El abogado e investigador de la organización no gubernamental Impunity Watch Guatemala, Alejandro Rodríguez, aseguró este viernes que el presidente del país centroamericano, Alejandro Giammattei, busca instalar una «agenda» de impunidad estatal.

«Se quiere instalar la impunidad en el país. Esa es la agenda que tiene el presidente», afirmó Rodríguez en referencia a Giammattei, quien este viernes cumple dos años como mandatario.

El abogado y defensor de los derechos humanos indicó en declaraciones a Efe que la actuación del Gobierno le genera una «profunda preocupación» a dos años de que concluya la Administración de Giammattei.

«En balance, lo que uno mira es un retroceso muy grave, además de impunidad absoluta», añadió el jurista de Impunity Watch Guatemala.

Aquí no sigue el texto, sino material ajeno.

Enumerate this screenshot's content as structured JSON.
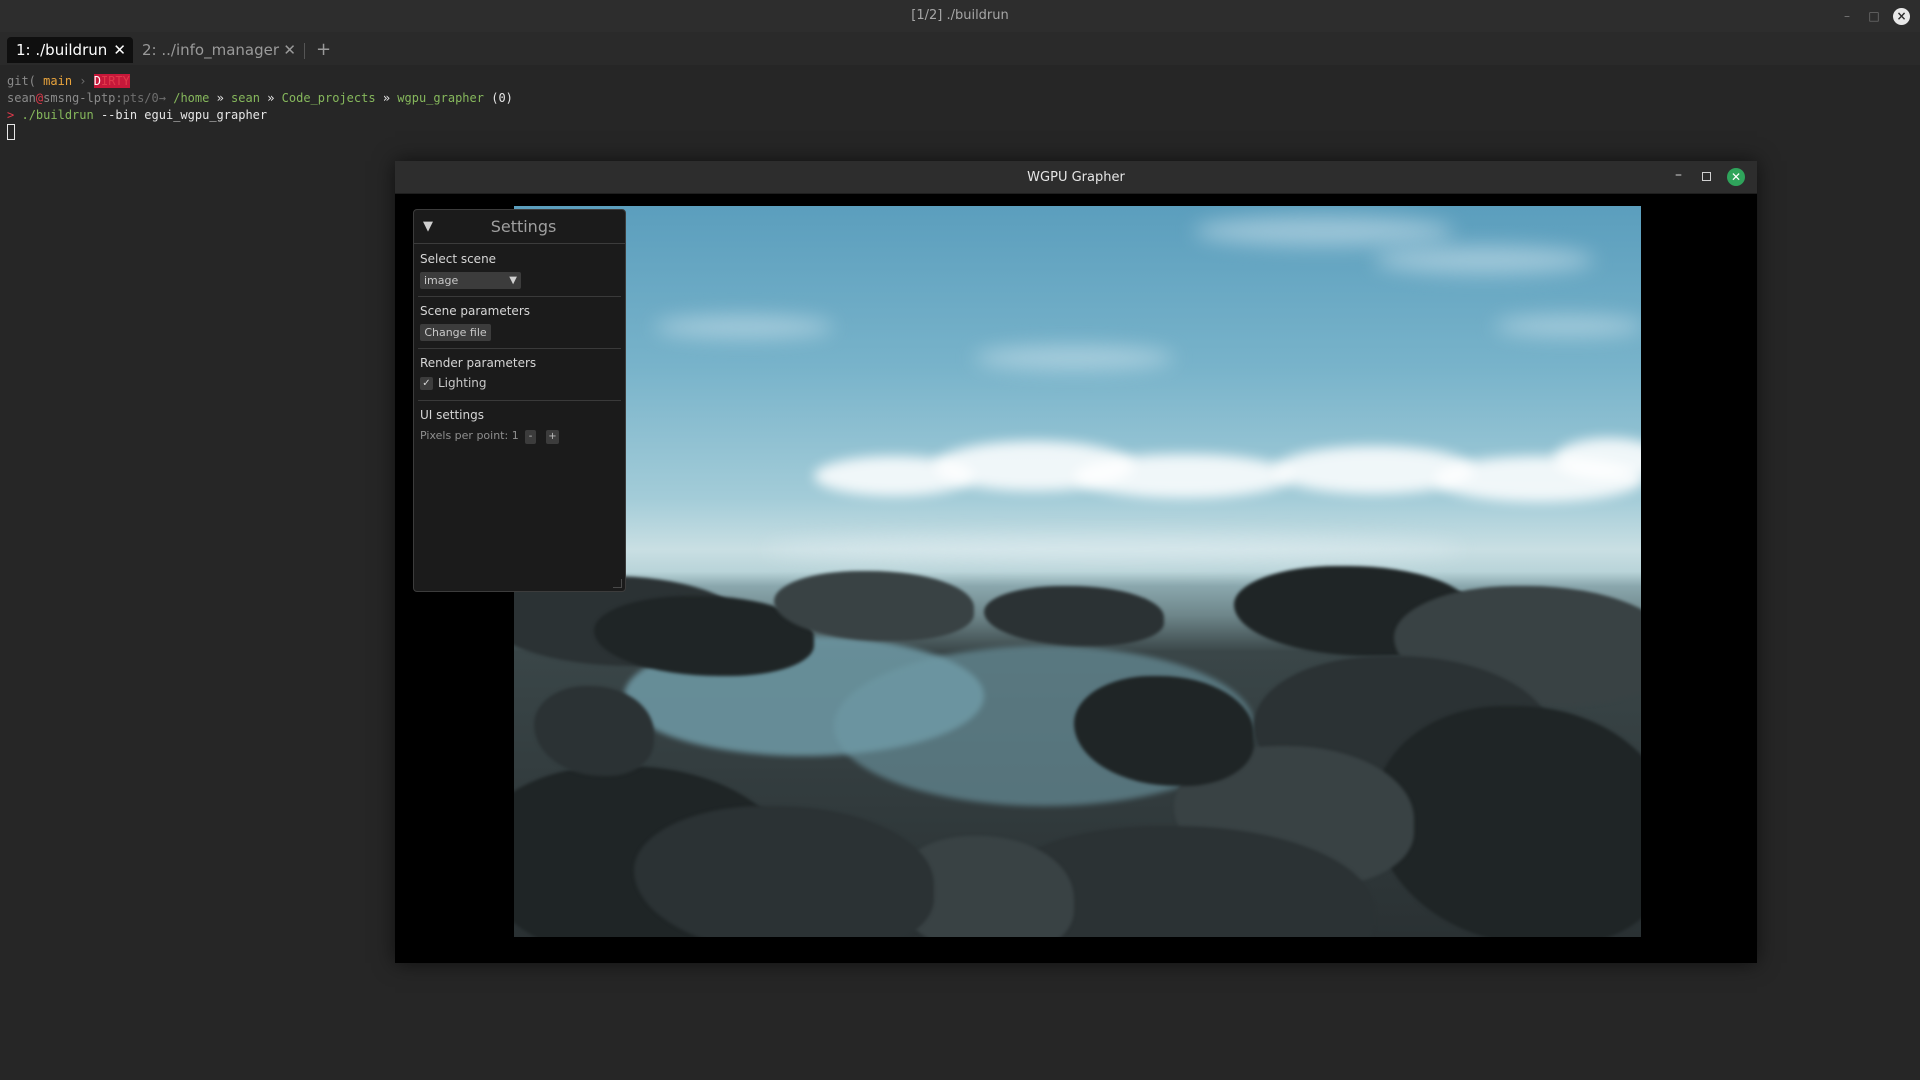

Dichos retrocesos, en opinión de Rodríguez, con una amplia experiencia en el sistema judicial guatemalteco, han dejado un país a la deriva en materia de derechos humanos por la debilitación de diversas entidades.

EL CONTROL DE GIAMMATTEI

El investigador de Impunity Watch mencionó, por ejemplo, los nexos entre Giammattei y la fiscal general y jefa del Ministerio Público (MP, Fiscalía), Consuelo Porras, que provocaron la remoción en julio pasado del fiscal anticorrupción Juan Francisco Sandoval.

Dicha remoción de Sandoval, quien encarceló a más de 200 funcionarios y empresarios por corrupción en el último lustro, provocó que Estados Unidos sancionara en septiembre a Porras públicamente con la prohibición de ingresar a su territorio.

Rodríguez resaltó que Giammattei «maneja» y «manipula» las actuaciones de Porras, lo que ha «propiciado un debilitamiento» del Ministerio Público.

«Giammattei ha utilizado a la fiscal general como su marioneta para que no se le persiga penalmente (al mandatario)», añadió el abogado.

De igual forma, según la visión de Impunity Watch Guatemala, el Gobierno de Giammattei mantiene bajo su control al Organismo Ejecutivo y al Ministerio Público, entre otros aparatos estatales de importancia.

Además, el presidente «de alguna manera ha sido decisivo» para evitar la renovación de la Corte Suprema de Justicia y de casi 200 jueces, una designación que debió llevarse a cabo en 2019 en el Congreso guatemalteco y que se mantiene archivada en el mismo Parlamento.

«Han pasado dos años desde que terminó su mandato y el Congreso no elige a los substitutos como es su obligación, pero hay que recordar que Giammattei mantiene el control de las bancadas que están en el mismo Congreso», subrayó.

Dicha estrategia, apunta, busca «perpetuar a los actuales magistrados de la Corte de Justicia» para consolidar la «impunidad» y de paso «lograr la persecución penal contra varios jueces independientes» como Pablo Xitumul o Erika Aifán, quienes manejan tribunales de alto riesgo.

Precisamente este jueves el Ministerio Público solicitó un retiro de inmunidad contra Aifán en un caso de alto impacto que analiza los amaños en la elección de la Corte Suprema de Justicia entre 2019 y 2020.

Aifán ha sido ampliamente reconocida en el extranjero por su labor y «se encuentra bajo asedio con antejuicios lanzados por jueces que están siendo investigados», concluyó el representante de Impunity Watch Guatemala.

Giammattei fue elegido en 2019 para un período de cuatro años, que inicio el 14 de enero de 2020 y que culminará el mismo día en 2024.

La organización Impunity Watch Guatemala, oficina de Impunity Watch a nivel mundial, ha acompañado diversos procesos judiciales en derechos humanos en la última década en la nación centroamericana, incluido el apoyo este mes a 36 mujeres indígenas que acusan en debate oral y público a cinco paramilitares de abusos sexuales durante el conflicto armado interno (1960-1996).